Mediterraneans. From Yesterday’s Cities to Today’s Men
A fictional exhibition featuring a film by Malek Bensmaïl / 11 Mediterranean ports / A corpus of 171 pieces of artwork
To mark the beginning of the European Capital of Culture year, a major exhibition will take place at the J1. It begins with a small boat from Marseille filled with seafaring people who tell the story of their Mediterranean – with or without an accent – through an unpredictable voyage. It is the tale of a modern day Ulysses who sets off to meet his contemporaries and discover their world before travelling back through history in an attempt to learn how our Mediterranean universe was built. His ports of call include the ancient city of Tyre where he meets the Phoenicians, to whom we owe our alphabet. Next, he travels to Athens, where Pericles used his strong naval fleet to instil democracy. His voyage then passes through Algiers, Tunis and Tripoli under the Ottomans, and ends in nineteenth-century Marseille, when the city prospered thanks to technological advances and colonial conquests.
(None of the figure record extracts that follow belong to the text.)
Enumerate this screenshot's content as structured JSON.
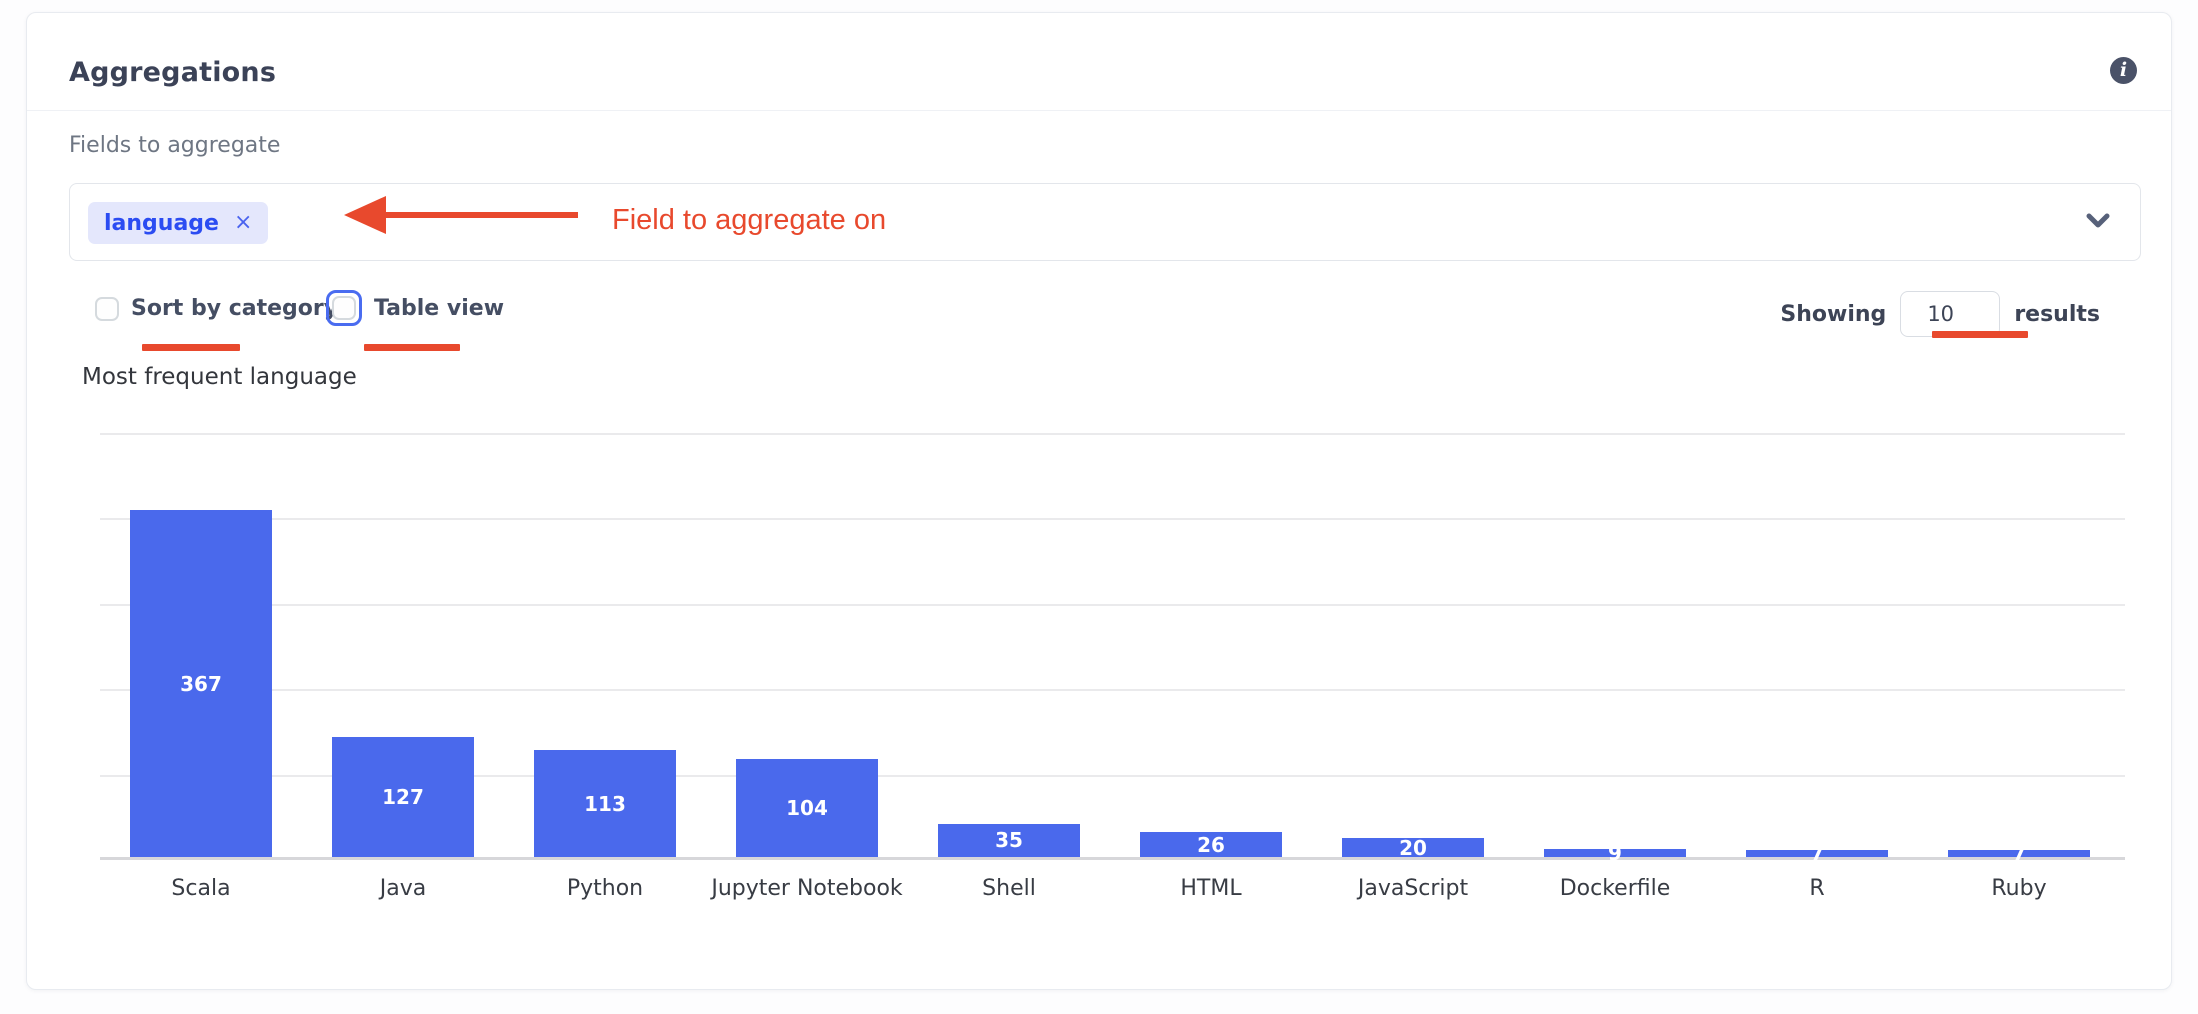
{
  "header": {
    "title": "Aggregations"
  },
  "fields": {
    "label": "Fields to aggregate",
    "chip_label": "language",
    "chip_remove": "×"
  },
  "controls": {
    "sort_label": "Sort by category",
    "table_label": "Table view",
    "showing_label": "Showing",
    "results_count": "10",
    "results_label": "results"
  },
  "annotation": {
    "arrow_text": "Field to aggregate on",
    "color": "#e8492d"
  },
  "chart_data": {
    "type": "bar",
    "title": "Most frequent language",
    "categories": [
      "Scala",
      "Java",
      "Python",
      "Jupyter Notebook",
      "Shell",
      "HTML",
      "JavaScript",
      "Dockerfile",
      "R",
      "Ruby"
    ],
    "values": [
      367,
      127,
      113,
      104,
      35,
      26,
      20,
      9,
      7,
      7
    ],
    "xlabel": "",
    "ylabel": "",
    "ylim": [
      0,
      452
    ],
    "grid": true,
    "gridline_count": 6,
    "legend": "none",
    "bar_color": "#4a69ec",
    "value_label_color": "#ffffff"
  },
  "colors": {
    "accent_blue": "#4a69ec",
    "chip_bg": "#e4e7fc",
    "chip_text": "#2b4cf2",
    "annotation_red": "#e8492d",
    "slate_text": "#3b4257"
  }
}
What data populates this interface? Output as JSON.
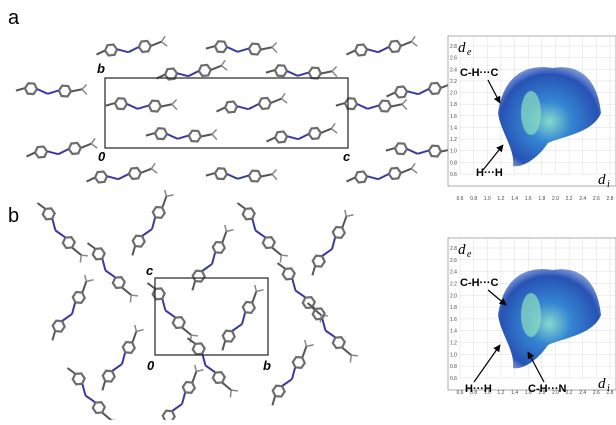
{
  "panels": [
    {
      "label": "a",
      "cell_labels": [
        "b",
        "0",
        "c"
      ],
      "plot": {
        "y_label": "d",
        "y_sub": "e",
        "x_label": "d",
        "x_sub": "i",
        "annotations": [
          "C-H···C",
          "H···H"
        ],
        "yticks": [
          "2.8",
          "2.6",
          "2.4",
          "2.2",
          "2.0",
          "1.8",
          "1.6",
          "1.4",
          "1.2",
          "1.0",
          "0.8",
          "0.6"
        ],
        "xticks": [
          "0.6",
          "0.8",
          "1.0",
          "1.2",
          "1.4",
          "1.6",
          "1.8",
          "2.0",
          "2.2",
          "2.4",
          "2.6",
          "2.8"
        ]
      }
    },
    {
      "label": "b",
      "cell_labels": [
        "c",
        "0",
        "b"
      ],
      "plot": {
        "y_label": "d",
        "y_sub": "e",
        "x_label": "d",
        "x_sub": "i",
        "annotations": [
          "C-H···C",
          "H···H",
          "C-H···N"
        ],
        "yticks": [
          "2.8",
          "2.6",
          "2.4",
          "2.2",
          "2.0",
          "1.8",
          "1.6",
          "1.4",
          "1.2",
          "1.0",
          "0.8",
          "0.6"
        ],
        "xticks": [
          "0.6",
          "0.8",
          "1.0",
          "1.2",
          "1.4",
          "1.6",
          "1.8",
          "2.0",
          "2.2",
          "2.4",
          "2.6",
          "2.8"
        ]
      }
    }
  ]
}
Visitors to the exhibition will make their way in any order they wish through eleven stages, where boats — triremes, galleys, xebecs, or ocean liners — show the importance of navigation to Mediterranean civilisations. Between the containers used to house the exhibition, visitors will be able to glimpse the sea while discovering Greek and Roman masterpieces: bas-reliefs, oil paintings by the masters, rare manuscripts and ship models. Also on view are Roman mosaics, illuminated medieval manuscripts, and posters from maritime companies. These images will come alive thanks to audio-visual technology and images by contemporary artists.
The exhibition Mediterraneans brings together a corpus of 171 pieces of artwork presented as part of 11 historical periods. Each period features a different theme, which is presented through short animated films. These films were produced by a team of seven young directors led by Paul Bourgois. The comic book artist François Schuiten, working in tandem with Bourgois and the 3D animator Colin Toupé, put his talents to use imagining the library of Alexandria and the wise men it welcomed. However, the exhibition’s originality lies in its ability to combine and interrogate past and present. For this purpose, director Malek Bensmaïl has come up with a modern Ulysses who sets off in search of his contemporaries. Never at home, this man is at home everywhere – in tune with those he meets in the ports of these Mediterraneans. People tell him their hopes and fears for a constantly changing Mediterranean region. To conclude the exhibition, photographer Brian Griffin has recreated the transport hub at Fos-sur-Mer as part of a behind-the-scenes look at the globalised twenty-first century – its architecture, its labyrinth of containers, and its people.